Dankbar für sein Veto öffnete ich die harte Schale seines Körpers und erblickte mit zufriedener Miene seine diamantharte Mine. Das war genau der richtige Kugelschreiber für den zukünftigen Ministerpräsidenten. Wir würden ein unschlagbares Team sein. Als ob es den alten, spontanen Plan nie gegeben hätte, schüttelte ich aus meinen Gelenken in kurzer Zeit einen neuen spontanen Plan. Ich setzte ich mich auf mein Motorrad, natürlich mit meinem Kugelschreiber, und fuhr zum Philosophentreffen von Musch. Endlich ging es wieder vorwärts. Ich gab Gas. Doch ich musste aufpassen. Tempoüberschreitungen waren strafbar und konnten im Wahlkampf tödliche Folgen haben.

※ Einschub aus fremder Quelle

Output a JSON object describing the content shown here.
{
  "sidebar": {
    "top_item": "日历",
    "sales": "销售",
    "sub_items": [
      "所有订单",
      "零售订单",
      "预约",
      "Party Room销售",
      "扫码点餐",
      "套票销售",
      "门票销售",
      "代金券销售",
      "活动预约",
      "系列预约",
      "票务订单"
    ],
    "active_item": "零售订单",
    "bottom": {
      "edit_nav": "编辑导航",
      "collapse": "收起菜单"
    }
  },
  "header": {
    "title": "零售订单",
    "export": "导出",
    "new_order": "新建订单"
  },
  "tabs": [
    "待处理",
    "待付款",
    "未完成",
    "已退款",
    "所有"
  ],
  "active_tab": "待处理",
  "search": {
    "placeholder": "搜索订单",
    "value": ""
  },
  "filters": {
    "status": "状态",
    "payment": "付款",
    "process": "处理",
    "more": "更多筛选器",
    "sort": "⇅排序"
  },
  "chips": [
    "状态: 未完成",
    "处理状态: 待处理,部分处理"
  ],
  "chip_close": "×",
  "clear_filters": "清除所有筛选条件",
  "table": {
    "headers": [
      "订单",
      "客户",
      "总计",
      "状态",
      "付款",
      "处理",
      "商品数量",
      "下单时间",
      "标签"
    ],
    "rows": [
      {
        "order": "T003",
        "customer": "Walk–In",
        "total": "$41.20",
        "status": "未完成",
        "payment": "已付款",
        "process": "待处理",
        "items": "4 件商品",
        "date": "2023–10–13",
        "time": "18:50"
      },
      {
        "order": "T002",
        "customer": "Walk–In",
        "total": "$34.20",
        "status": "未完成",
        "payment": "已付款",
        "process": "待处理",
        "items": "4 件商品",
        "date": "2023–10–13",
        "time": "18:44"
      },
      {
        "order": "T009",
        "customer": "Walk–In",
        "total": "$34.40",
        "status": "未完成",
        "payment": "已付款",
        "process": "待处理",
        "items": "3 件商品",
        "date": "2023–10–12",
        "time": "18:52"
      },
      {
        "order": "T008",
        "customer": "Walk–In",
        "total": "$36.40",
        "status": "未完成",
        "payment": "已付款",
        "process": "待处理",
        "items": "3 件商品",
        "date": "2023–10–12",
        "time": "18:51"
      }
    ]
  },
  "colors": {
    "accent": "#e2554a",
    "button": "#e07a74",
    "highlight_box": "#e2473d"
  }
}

Das wollte ich auch dem Okapi sagen, das ebenfalls zum Philosophentreffen wollte. Aber es war zu spät. Jetzt lag es vor mir auf dem grauen Asphalt und bewegte sich nicht. Ich gab kein Gas mehr, sondern bremste, um ihm meine Socken auszuziehen. Dagegen war nichts zu sagen. Huftiere waren an den Hufen geruchlos. Meine alten Socken waren nun wieder da, aber ich empfand nur noch Entferntes für sie. Meine Liebe zu ihnen war erloschen. Wie das Schicksal es wollte, kreuzte ein Student just im Augenblick der Liebeserlöschung meinen Weg. Er kam gerade von dem von mir angepeilten Philosophentreffen. Es war von beispielhafter und historischer Kürze gewesen und schon zu Ende. Ich schenkte ihm für diese wertvolle Information die Socken. Er errötete blindlings. Ich sah, dass es wohl zu viel für ihn war und vielleicht sogar mehr als das. Früher hatten Studenten jedenfalls mehr als das aushalten können, selbst verweichlichte.